Dad was being incredibly patient as I insisted that we push onward. After walking around aimlessly for quite a while, I knew he was ready to throw in the towel, but not me. I had faith, so I suggested we retrace our steps. The last place I had gone after leaving our seats was the bathroom. Was I crazy, or was I being logical?

What was there to lose, so we headed up the ramp to the restrooms? By this time, it had been at least thirty minutes since leaving the stadium, but I was relentless. This gift of being able to find lost diamonds was, I knew, part of my heritage.  Let me digress.

My great grandmother, Mina, also had the gift. While visiting a department store in New York City, she also lost the diamond from her ring. When she realized it was gone, she hunted and hunted for it with no success.

Mina was a very religious woman, so she left the store and went to a nearby church and prayed that she would locate the stone. She then returned to the store, and sure enough, her prayers had been answered. When she later discovered that the church was Episcopalian rather than Catholic, she commented that the denomination did not matter. God listened no matter what church you prayed in.

Back to my story. I returned to the bathroom and headed first to the sink where I had washed my hands. The room was empty by now, and I knew this was probably my last hope. I knew I had to look, but at the same time, I was afraid. Could I possibly be lucky a third time? Yes, I could, I reasoned, and I was correct.
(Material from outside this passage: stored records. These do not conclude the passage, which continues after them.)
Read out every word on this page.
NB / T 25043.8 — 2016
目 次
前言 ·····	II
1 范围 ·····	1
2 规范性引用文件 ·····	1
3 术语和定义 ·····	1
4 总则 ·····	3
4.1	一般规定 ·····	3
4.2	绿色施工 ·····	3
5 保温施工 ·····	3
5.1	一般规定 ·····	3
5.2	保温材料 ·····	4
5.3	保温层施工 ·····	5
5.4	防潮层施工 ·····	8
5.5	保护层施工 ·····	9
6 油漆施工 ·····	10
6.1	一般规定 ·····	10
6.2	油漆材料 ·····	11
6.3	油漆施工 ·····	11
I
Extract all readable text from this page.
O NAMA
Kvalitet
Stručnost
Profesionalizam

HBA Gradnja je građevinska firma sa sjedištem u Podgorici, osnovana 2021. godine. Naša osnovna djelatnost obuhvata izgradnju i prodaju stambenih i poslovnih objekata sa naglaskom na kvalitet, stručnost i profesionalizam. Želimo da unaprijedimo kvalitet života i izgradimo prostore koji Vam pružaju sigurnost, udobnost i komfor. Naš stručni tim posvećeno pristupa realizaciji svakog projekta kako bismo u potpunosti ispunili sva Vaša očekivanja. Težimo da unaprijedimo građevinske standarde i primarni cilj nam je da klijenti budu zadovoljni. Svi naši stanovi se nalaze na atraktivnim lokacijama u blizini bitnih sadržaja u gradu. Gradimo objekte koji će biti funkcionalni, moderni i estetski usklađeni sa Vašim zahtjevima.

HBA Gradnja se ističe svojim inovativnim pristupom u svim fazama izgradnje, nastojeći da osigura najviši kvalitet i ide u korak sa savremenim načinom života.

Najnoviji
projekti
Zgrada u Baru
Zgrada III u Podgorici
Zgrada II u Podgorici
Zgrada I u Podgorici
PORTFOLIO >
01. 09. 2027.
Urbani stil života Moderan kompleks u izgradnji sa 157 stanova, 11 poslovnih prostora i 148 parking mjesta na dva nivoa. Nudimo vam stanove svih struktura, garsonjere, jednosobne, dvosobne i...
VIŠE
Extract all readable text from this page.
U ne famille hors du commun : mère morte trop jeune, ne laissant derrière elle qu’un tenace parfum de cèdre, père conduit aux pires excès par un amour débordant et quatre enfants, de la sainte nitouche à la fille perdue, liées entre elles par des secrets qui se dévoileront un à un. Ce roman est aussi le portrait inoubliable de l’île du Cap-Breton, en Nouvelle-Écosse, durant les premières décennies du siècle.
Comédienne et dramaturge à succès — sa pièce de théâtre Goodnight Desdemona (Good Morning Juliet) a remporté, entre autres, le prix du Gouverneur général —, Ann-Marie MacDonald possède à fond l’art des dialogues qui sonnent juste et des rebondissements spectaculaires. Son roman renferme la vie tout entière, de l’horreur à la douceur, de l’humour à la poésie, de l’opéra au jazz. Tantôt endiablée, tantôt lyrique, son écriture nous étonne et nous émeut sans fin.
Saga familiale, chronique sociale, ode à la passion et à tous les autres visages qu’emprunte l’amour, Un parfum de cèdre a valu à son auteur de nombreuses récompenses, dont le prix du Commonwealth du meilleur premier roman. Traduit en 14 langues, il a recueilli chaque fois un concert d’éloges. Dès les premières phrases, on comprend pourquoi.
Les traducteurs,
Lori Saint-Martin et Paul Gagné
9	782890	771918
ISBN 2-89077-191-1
There, on the edge of the bowl of that sink of Williams Brice Stadium was my formerly lost diamond. Holy cow! I did it again. I was now three for three in locating lost diamonds, but this time, it had vanished in the biggest haystack yet! I grabbed the diamond, wrapped it ever so carefully in a tissue, and smugly exited the bathroom.

On the way back to the car, I told Dad we should buy a lottery ticket.

We All Lose Things- Part I

We all lose things, but one of my many talents is finding missing objects. My specialty is lost diamonds, right kids? In particular, I have located two different diamonds on three separate occasions. I have witnesses.

The first and second loss was the diamond from my first engagement ring. I was at home doing my favorite chore—laundry. I have been blessed with big fat knuckles, so the diamond is always twirling around my finger.

On the day of my initial loss, I felt an unusual sharpness on my ring finger. I gasped in horror when I saw that the diamond was missing from the setting. I began retracing my steps, convinced I could never locate such a tiny object (this is no reflection on the size of the diamond Dad chose.) I didn’t call him. I couldn’t call him. How could I possibly tell him?

I retraced my steps—family room, kitchen, laundry room. On hands and knees, and then ever so carefully, moving my fingers around my body, hoping to find the diamond on my clothes. But no luck. So now I was trying to decide how to tell Dad, and as I walked toward the phone, I felt an annoying lump in the high-topped boot on my foot.

“Could it possibly be my diamond,” I thought? Trying not to be too optimistic, I slowly removed my boot. I held my breath with a mixture of anticipation and dread. Oh happy day!  Hallelujah! I found it.

Now that I found it, I was able to tell your dad. We went to a local jewelry store and picked out a new setting for the formerly AWOL gem. Since the setting needed to be ordered, we brought the stone home, and I carefully placed it in an inconspicuous location. We were going away, and I knew that my jewelry box was not the place to put valuable jewels in case of a robbery. Everyone knows that.

As you all know, when we returned, I was unable to find the diamond. This time, it was really gone. I was devastated. Dad was so nice about it, and replaced it with another.

Years went by, and I scarcely thought of my dear old diamond, until one day, when Dad was on the treadmill. I had gotten behind in my laundry, which is so surprising since it is, as I mentioned previously, one of my favorite chores. I went to his dresser, and at the back, behind some whatnots, I pulled out a rolled-up pair of stretched-out old socks. And what do you think was inside? You guessed it—my original diamond, which has now become a beautiful necklace which I wear every day as a reminder of my carelessness and my everlasting love for Dad.